Jonathan Bollen, Flinders University
Nathan Lambert, eResearch SA Summer Scholarship Receipient
Bradley Williams, eResearch SA Summer Scholarship Receipient
eResearch SA offers summer scholarships to academic high performers with an interest in eResearch. In 2008, eResearch SA awarded scholarships to Nathan Lambert and Bradley Williams to visualise networks of artistic collaboration using AusStage, supervised by Jonathan Bollen, Flinders University.
AusStage is a relational database of performing arts events. It records the relationships between events, venues, organisations, people, and resources. Researchers know, anecdotally, that social networks operate in the field of performing arts. They also know that interactions between artists, as they train, rehearse and work together, have implications for the kinds of artists they become and the kinds of performances they make. AusStage records the history of these networks of contacts and collaborations. Mapping performing arts events lets us see where artists perform and how productions travel. Network visualisation lets us see how performing artists interact.
The scholarship students set out to analyse these networks by visualising data from AusStage in network graphs and geographic maps. Nathan developed new approaches to analysing data in AusStage by using network visualisation to address the question, ‘who works with whom?’ His project explored software applications, data migration, and techniques for visualising AusStage network data relating to the performing arts in South Australia.

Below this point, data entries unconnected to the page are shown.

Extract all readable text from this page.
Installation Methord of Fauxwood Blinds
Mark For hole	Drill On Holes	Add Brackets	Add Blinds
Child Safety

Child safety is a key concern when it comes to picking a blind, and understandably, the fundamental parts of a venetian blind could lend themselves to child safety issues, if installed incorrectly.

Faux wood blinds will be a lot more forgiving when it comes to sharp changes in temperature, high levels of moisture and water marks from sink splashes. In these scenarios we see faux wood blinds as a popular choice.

Bradley developed methods for integrating AusStage and venue data with geo-coded data from sources such as the Australian Bureau of Statistics, so as to display the results on interactive maps using Google Maps. His tasks were to research how AusStage data and Google Earth could be used together to provide a visualised map of the data, and how this data could be used in an informative way.
Nathan was successful in creating network graphs that displayed how contributors linked other contributors together (in most cases the linking contributors were the directors, playwrights, or designers). His graphs also provided a visual display of the Australian Dance Theatre’s toured work, showing the company’s wide coverage both within Australia and internationally, links between contributors who had participated in an Adelaide Festival or Fringe event, and a graph of all contributors to a South Australian event between 1970 and 1980.
Bradley found that Google Earth was limited in that it displayed historical events on a contemporary map. He was able to overlay historical maps on Google Earth so that venue data from the late 1800s could be displayed on a map from the same time.
The results of both of these scholarships will feed into future developments in AusStage. Perhaps the most exciting thing about these scholarships is that the approaches to data visualisation the students developed were central in attracting $500,000 of National eResearch Architecture Taskforce (NeAT) funding to develop production services based on these prototypes.